I agree with your points about the popularity or advantages of Olympus OM-1, Minolta SRT and Pentax Spotmatic over the Nikkormat: of course these were the bread and butter of camera stores, outselling the pro Canons and Nikons by an order of magnitude. The OM-1 was probably the most well-conceived, jewel like cameras of the '70s: I begged my father to buy me one for my 16th birthday and was shocked that he agreed to let me pay off the $240 cost bit by bit. Wonderful camera, totally lived up to its rep as the "Leica M3 of SLRs". But it didn't begin picking off Nikkormat sales in earnest until 1974-1975, by which time it was eating heavily into SRT and Spotmatic - KM - KX sales as well.
That period came a couple years after the introduction of the Canon F-1 and the peak of the Nikkormat, which is the era I was speaking of (1970-1973) when I said the F/F2 had massive name recognition and Nikkormat dominated college campuses. Canon faced immense headwinds introducing the all-new F-1 and FD system into that environment: the Nikon F was still top of the heap, the F2 was the new glamour magnet, and Nikon/EPOI savagely undercut other mfrs by offering steep discounts on Nikkormats to students (lowering the cost to below a Spotmatic or SRT). The Nikkormat may have been a clunky dog vs SRT or Spotmatic, but Nikon snared the college kids early then had them for a lifetime.

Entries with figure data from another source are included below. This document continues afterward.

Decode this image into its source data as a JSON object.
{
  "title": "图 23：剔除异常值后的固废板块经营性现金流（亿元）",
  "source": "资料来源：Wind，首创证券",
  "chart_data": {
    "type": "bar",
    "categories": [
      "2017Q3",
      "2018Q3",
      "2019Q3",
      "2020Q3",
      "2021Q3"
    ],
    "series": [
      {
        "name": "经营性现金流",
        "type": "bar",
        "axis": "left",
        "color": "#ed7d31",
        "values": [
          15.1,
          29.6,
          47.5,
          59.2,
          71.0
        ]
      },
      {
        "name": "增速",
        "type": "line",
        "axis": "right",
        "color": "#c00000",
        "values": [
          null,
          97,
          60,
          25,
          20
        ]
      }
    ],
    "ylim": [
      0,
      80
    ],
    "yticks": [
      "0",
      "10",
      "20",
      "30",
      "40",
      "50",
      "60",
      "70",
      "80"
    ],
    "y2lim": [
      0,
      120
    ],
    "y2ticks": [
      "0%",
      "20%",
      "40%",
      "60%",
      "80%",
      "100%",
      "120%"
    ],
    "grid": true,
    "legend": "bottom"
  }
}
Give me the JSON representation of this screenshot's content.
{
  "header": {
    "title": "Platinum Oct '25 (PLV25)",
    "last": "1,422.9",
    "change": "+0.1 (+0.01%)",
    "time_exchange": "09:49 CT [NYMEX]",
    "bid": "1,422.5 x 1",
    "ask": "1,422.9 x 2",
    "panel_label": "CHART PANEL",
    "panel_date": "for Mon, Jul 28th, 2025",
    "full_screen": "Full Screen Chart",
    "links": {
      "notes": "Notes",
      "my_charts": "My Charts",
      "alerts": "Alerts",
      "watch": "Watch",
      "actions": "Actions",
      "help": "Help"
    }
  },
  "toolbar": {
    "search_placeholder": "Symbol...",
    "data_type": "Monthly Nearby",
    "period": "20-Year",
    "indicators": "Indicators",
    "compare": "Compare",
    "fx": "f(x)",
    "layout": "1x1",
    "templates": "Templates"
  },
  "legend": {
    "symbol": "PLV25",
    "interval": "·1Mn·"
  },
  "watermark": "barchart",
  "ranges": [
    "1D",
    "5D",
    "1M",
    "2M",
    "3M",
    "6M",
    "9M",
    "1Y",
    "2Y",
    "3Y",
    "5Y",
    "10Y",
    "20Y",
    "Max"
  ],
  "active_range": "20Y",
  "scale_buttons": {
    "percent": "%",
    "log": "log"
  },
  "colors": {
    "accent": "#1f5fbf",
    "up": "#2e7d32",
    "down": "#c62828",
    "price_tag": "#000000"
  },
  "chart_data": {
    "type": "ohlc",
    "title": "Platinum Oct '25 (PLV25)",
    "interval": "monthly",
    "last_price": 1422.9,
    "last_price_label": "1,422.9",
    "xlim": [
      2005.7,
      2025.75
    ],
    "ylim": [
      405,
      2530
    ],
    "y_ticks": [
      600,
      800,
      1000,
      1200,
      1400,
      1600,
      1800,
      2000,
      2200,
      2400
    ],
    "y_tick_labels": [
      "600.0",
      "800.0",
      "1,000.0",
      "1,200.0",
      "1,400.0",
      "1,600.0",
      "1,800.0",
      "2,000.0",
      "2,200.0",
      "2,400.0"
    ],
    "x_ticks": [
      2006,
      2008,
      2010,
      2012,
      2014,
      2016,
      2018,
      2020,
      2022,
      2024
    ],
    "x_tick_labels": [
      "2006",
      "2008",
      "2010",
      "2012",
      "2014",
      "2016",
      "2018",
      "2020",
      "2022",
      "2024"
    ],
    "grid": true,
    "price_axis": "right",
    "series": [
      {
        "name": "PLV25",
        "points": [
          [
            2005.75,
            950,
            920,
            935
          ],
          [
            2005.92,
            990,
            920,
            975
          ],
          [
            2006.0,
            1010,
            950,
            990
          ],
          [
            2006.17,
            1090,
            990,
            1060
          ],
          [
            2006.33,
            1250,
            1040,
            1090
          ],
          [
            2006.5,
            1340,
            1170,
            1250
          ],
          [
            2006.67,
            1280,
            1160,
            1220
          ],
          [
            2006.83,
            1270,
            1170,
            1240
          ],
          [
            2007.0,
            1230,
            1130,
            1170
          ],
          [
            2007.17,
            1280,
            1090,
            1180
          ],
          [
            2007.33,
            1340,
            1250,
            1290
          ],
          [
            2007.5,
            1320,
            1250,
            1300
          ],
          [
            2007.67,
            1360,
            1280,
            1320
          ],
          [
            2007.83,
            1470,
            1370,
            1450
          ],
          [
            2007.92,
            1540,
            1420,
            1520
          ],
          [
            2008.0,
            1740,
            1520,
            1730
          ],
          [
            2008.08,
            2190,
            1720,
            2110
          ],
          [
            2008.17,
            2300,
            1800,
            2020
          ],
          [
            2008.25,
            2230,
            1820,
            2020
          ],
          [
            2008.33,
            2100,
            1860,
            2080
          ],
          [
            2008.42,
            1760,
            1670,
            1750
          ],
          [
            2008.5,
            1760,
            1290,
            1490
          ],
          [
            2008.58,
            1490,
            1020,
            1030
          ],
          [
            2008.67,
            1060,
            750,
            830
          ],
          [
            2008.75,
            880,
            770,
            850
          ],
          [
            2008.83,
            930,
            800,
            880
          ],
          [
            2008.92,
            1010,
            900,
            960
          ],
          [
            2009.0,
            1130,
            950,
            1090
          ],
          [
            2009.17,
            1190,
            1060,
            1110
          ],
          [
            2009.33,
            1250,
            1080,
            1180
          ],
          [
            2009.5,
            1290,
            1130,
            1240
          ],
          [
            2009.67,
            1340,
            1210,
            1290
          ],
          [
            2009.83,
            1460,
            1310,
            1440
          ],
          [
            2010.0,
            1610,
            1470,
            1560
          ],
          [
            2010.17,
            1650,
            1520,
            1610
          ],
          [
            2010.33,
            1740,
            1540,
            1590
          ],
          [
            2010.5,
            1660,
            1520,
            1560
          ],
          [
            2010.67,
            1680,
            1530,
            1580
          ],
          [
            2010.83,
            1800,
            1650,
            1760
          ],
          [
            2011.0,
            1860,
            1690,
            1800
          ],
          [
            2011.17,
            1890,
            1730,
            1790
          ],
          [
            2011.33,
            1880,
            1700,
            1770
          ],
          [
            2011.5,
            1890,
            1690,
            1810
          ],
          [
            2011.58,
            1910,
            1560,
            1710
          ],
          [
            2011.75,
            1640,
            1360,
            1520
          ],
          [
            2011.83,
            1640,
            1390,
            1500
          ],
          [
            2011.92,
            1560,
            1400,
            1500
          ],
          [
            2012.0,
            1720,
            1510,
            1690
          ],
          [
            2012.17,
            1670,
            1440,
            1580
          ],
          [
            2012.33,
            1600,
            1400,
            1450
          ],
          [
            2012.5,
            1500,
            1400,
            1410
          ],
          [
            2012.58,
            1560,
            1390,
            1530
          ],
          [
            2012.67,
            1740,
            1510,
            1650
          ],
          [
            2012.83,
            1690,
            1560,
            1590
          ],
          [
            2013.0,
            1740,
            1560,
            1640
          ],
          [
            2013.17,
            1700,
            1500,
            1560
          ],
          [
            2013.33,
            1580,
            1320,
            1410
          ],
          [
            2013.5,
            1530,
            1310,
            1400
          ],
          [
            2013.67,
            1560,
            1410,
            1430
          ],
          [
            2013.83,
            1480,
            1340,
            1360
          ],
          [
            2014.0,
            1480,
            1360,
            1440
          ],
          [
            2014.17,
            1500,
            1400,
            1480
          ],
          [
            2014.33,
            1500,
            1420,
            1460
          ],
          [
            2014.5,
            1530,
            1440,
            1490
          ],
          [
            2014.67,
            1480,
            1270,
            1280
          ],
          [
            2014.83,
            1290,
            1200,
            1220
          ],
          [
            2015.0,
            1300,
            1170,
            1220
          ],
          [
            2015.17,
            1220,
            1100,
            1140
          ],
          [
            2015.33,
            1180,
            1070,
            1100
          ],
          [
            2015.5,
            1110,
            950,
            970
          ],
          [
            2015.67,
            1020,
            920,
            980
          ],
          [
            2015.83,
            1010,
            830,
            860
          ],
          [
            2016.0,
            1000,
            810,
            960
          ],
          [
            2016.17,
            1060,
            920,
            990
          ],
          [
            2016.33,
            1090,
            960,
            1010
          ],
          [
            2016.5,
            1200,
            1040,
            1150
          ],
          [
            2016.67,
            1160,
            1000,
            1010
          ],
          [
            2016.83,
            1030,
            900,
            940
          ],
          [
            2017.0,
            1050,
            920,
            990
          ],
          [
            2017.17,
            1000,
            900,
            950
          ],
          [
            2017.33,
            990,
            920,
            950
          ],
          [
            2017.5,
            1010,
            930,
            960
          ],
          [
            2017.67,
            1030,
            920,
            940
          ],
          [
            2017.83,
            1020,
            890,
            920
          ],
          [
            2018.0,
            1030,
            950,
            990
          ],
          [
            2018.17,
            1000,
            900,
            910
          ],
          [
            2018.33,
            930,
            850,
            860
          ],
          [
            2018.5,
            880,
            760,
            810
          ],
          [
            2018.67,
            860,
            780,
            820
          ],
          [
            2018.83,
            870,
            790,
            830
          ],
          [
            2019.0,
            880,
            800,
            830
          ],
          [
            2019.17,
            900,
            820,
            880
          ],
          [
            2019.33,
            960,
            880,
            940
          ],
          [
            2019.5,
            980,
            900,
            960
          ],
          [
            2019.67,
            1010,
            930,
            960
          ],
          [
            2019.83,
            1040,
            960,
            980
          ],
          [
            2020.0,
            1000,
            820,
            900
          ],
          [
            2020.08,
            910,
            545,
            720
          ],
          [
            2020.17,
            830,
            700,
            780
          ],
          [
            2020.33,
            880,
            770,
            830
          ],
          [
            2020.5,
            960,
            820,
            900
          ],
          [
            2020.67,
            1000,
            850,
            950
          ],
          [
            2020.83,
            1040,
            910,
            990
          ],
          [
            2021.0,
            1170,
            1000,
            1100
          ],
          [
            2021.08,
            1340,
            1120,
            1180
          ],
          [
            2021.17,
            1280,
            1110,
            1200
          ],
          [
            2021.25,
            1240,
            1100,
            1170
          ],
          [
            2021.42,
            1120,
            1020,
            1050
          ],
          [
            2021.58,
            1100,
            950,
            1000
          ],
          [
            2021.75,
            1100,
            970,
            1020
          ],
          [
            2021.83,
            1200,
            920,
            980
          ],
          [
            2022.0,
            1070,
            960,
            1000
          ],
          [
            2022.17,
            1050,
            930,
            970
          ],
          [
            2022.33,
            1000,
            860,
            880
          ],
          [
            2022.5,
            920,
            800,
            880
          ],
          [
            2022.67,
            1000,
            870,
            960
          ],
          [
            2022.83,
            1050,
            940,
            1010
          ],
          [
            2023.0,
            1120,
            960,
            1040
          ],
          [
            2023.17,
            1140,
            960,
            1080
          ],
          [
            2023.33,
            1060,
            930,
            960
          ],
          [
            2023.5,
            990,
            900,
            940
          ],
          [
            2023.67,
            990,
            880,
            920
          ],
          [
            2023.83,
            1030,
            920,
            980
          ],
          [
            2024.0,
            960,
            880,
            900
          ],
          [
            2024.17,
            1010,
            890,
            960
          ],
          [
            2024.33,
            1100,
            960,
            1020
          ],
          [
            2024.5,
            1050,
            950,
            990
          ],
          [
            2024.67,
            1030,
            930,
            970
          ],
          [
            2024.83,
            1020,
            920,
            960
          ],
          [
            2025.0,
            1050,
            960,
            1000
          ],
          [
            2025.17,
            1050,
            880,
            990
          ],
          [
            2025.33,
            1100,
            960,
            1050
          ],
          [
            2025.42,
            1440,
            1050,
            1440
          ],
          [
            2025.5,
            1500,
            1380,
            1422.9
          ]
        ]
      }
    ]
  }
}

It took Olympus to break that logjam and shake up the industry (including students), but the OM-1 tornado didn't hit full force until '74. Between its failure to siphon off the wealthy amateur market from Nikon with the F-1, and shock at the success of Olympus OM, Canon regrouped and bet all its chips on the AE-1 stealth bomb for 1976. The AE-1 took the market by storm based on price and sexy automation, but the pro F-1 stubbornly remained a non-starter in the rich mans toy segment still owned by Nikon with the F2S. At least Canon had ensured Nikon would never again get a restful nights sleep in the volume mid-price segment: the once-lucrative Nikkormat was getting killed on one end by the tiny lightweight Olympus OM-1, and the other by the sexy electronic whiz-bang AE-1. The FM helped a little against the OM-1 but Nikon took way too long to introduce its automatic sister the FE (which Canon then blunted with its super computerized A-1 step-up from AE-1). Finally, we had a real streetfight between titans.